本发明还提供了一种高可靠性外延栅的SiC MOSFET器件,该高可靠性外延栅的SiC MOSFET器件由以上的高可靠性外延栅的SiC MOSFET器件的制备方法制备得到。
综上,由于绝缘介质栅是通过外延高电阻率的本征SiC得到,与衬底外延SiC晶格常数匹配度高,可以降低SiC MOSFET器件介质层与碳化硅间的界面态密度,从而降低对载流子输运的散射,提高载流子迁移率。

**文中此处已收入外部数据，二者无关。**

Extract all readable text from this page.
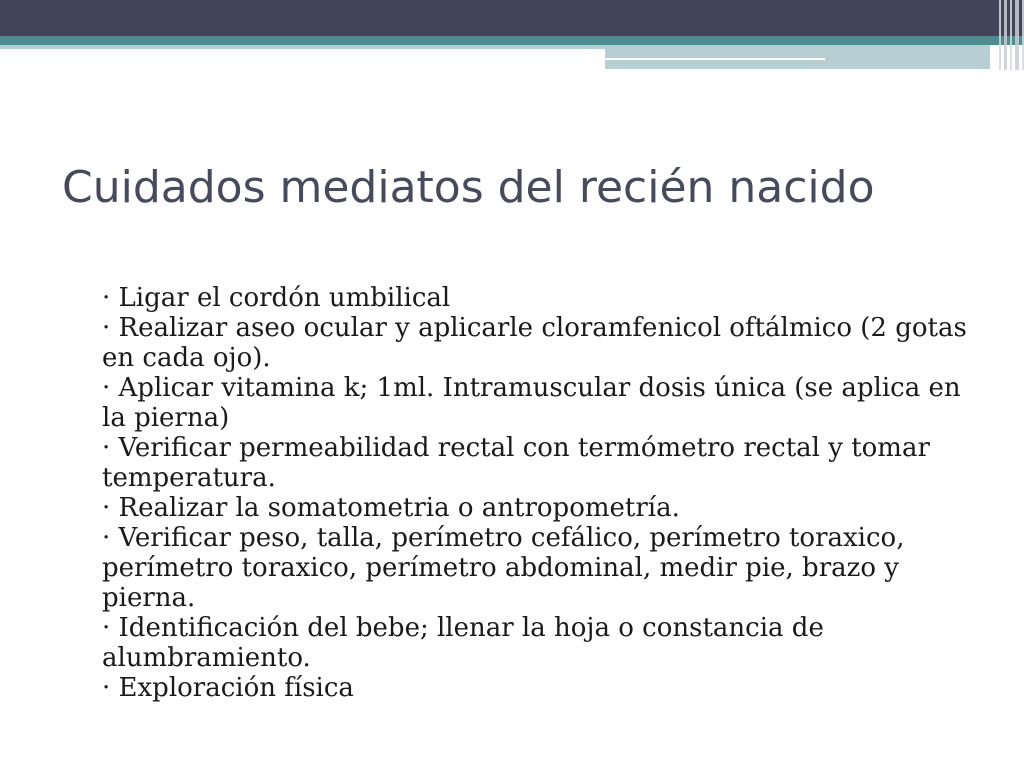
Cuidados mediatos del recién nacido

· Ligar el cordón umbilical

· Realizar aseo ocular y aplicarle cloramfenicol oftálmico (2 gotas en cada ojo).

· Aplicar vitamina k; 1ml. Intramuscular dosis única (se aplica en la pierna)

· Verificar permeabilidad rectal con termómetro rectal y tomar temperatura.

· Realizar la somatometria o antropometría.

· Verificar peso, talla, perímetro cefálico, perímetro toraxico, perímetro toraxico, perímetro abdominal, medir pie, brazo y pierna.

· Identificación del bebe; llenar la hoja o constancia de alumbramiento.

· Exploración física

SiC的介电常数与SiO2相比较高,可以缓解电场过于集中在栅介质层,同时SiC的临界电场远高于SiO2,所以可以提高SiC MOSFET器件的抗击穿能力和稳定性。
最后应说明的是:以上所述仅为本发明的优选实施例而已,并不用于限制本发明,尽管参照前述实施例对本发明进行了详细的说明,对于本领域的技术人员来说,其依然可以对前述各实施例所记载的技术方案进行修改,或者对其中部分技术特征进行等同替换,凡在本发明的精神和原则之内,所作的任何修改、等同替换、改进等,均应包含在本发明的保护范围之内。
Claims (9)
1.一种高可靠性外延栅的SiC MOSFET器件的制备方法,其特征在于,包括如下步骤:
S1、选取SiC衬底和SiC外延层,对SiC衬底和SiC外延层进行清洗并且干燥;
S2、在SiC外延层表面上进行铝离子注入,形成P-well阱区;
S3、在P-well阱区上表面进行氮离子注入,形成源极接触n+区域;
S4、在源极接触n+区域上表面进行铝离子注入,形成源极接触P+区域;
S5、对注入的杂质离子进行高温激活;
S6、对高温激活后的SiC衬底和SiC外延层进行表面处理,使SiC外延层上表面干净、平坦,适合进行再次SiC外延;
S7、在SiC外延层上表面进行本征SiC层外延,形成绝缘SiC外延层,以此作为SiCMOSFET器件的绝缘栅介质层;
S8、在绝缘SiC外延层上淀积多晶硅栅极,并且对绝缘SiC外延层和多晶硅栅极光刻、刻蚀,刻蚀出接触孔区域;
S9、绝缘介质层的沉积以及光刻、刻蚀,形成源极接触孔;
S10、源极金属的沉积、光刻刻蚀以及高温合金,与源极接触n+区域和源极接触P+区域形成良好欧姆接触;
S11、晶圆背面漏极金属的沉积以及高温合金,形成SiC MOSFET器件器件结构,完成制备。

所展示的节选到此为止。